Se due amici vengono nel casinò e ciascuno punta $10, almeno uno di loro "si divertirà" a spese del casinò per più di un'ora e mezza (il tempo mediano è 100 minuti). Se puntano $100, tutt'e due con un'alta probabilità potranno divertirsi giorno e notte circa per un mese. Diecimila dollari basteranno per "stabilirsi" nel casinò per centinaia di anni (!).

Il capitale iniziale è importante

Non è difficile capire perché i risultati dei "fortunati" mendicanti sono così simili ai risultati delle persone che sono venute col denaro. "I fortunati" sono quelli che grazie alla buona sorte sono riusciti a capitalizzare così tanto da rendere difficile il loro abbandono dal tavolo e la loro rovina. Quanto più alto è salita la persona grazie al caso, tanto più difficile è "farlo tornare sulla terra".

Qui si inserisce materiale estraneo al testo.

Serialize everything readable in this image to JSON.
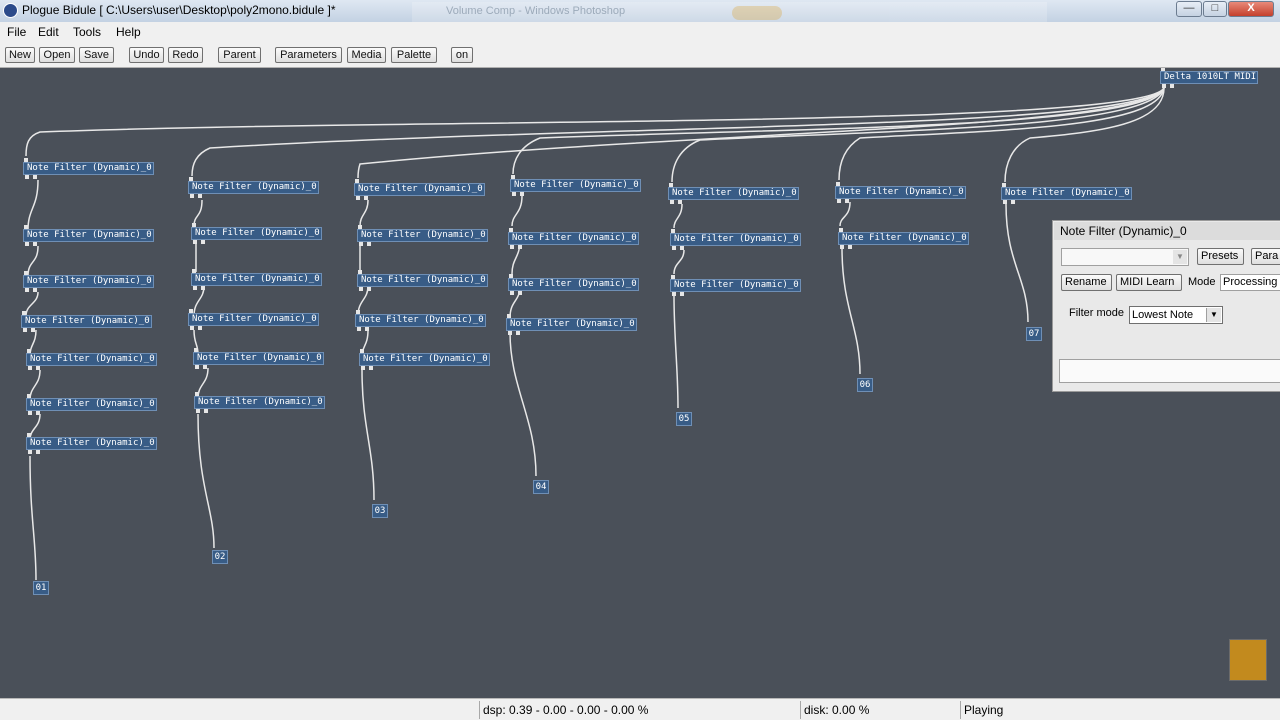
{
  "window": {
    "title": "Plogue Bidule [ C:\\Users\\user\\Desktop\\poly2mono.bidule ]*",
    "background_window_title": "Volume Comp - Windows Photoshop",
    "minimize": "—",
    "maximize": "□",
    "close": "X"
  },
  "menu": [
    "File",
    "Edit",
    "Tools",
    "Help"
  ],
  "toolbar": [
    "New",
    "Open",
    "Save",
    "Undo",
    "Redo",
    "Parent",
    "Parameters",
    "Media",
    "Palette",
    "on"
  ],
  "midi_device": "Delta 1010LT MIDI",
  "node_label": "Note Filter (Dynamic)_0",
  "outputs": [
    "01",
    "02",
    "03",
    "04",
    "05",
    "06",
    "07"
  ],
  "panel": {
    "title": "Note Filter (Dynamic)_0",
    "presets": "Presets",
    "parameters": "Para",
    "rename": "Rename",
    "midi_learn": "MIDI Learn",
    "mode_label": "Mode",
    "mode_value": "Processing",
    "filter_mode_label": "Filter mode",
    "filter_mode_value": "Lowest Note"
  },
  "status": {
    "dsp": "dsp:  0.39 -  0.00 -  0.00 -  0.00 %",
    "disk": "disk:  0.00 %",
    "state": "Playing"
  },
  "colors": {
    "canvas": "#4a5059",
    "node": "#385c86",
    "cable": "#e8e8e8",
    "indicator": "#c28a1e"
  }
}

Se nel corso della partita un mendicante è stato fortunato a inanellare 9 puntate fortunate (e ricevere 10 gettoni), il suo gioco seguente non sarà diverso da quello di colui che ancora all'inizio ha comprato 10 gettoni. Per tutt'e due il tempo mediano costituisce 100 minuti. Quello che ha a caso preso 100 gettoni continuerà a giocare ancora per circa diecimila minuti.

Questa conclusione tirata dalla teoria dei giochi ha delle conseguenze importanti. Aiuta a spiegare la disuguaglianza economica nella società e dice com'è importante "il margine di sicurezza". Una società o una singola persona ricca dotata di un gran capitale possono spesso possono mantenerlo per secoli, mentre piccole start-up appaiono e spariscono ad alta velocità. Queste considerazioni riguardano direttamente la dinamica delle quotazioni delle azioni.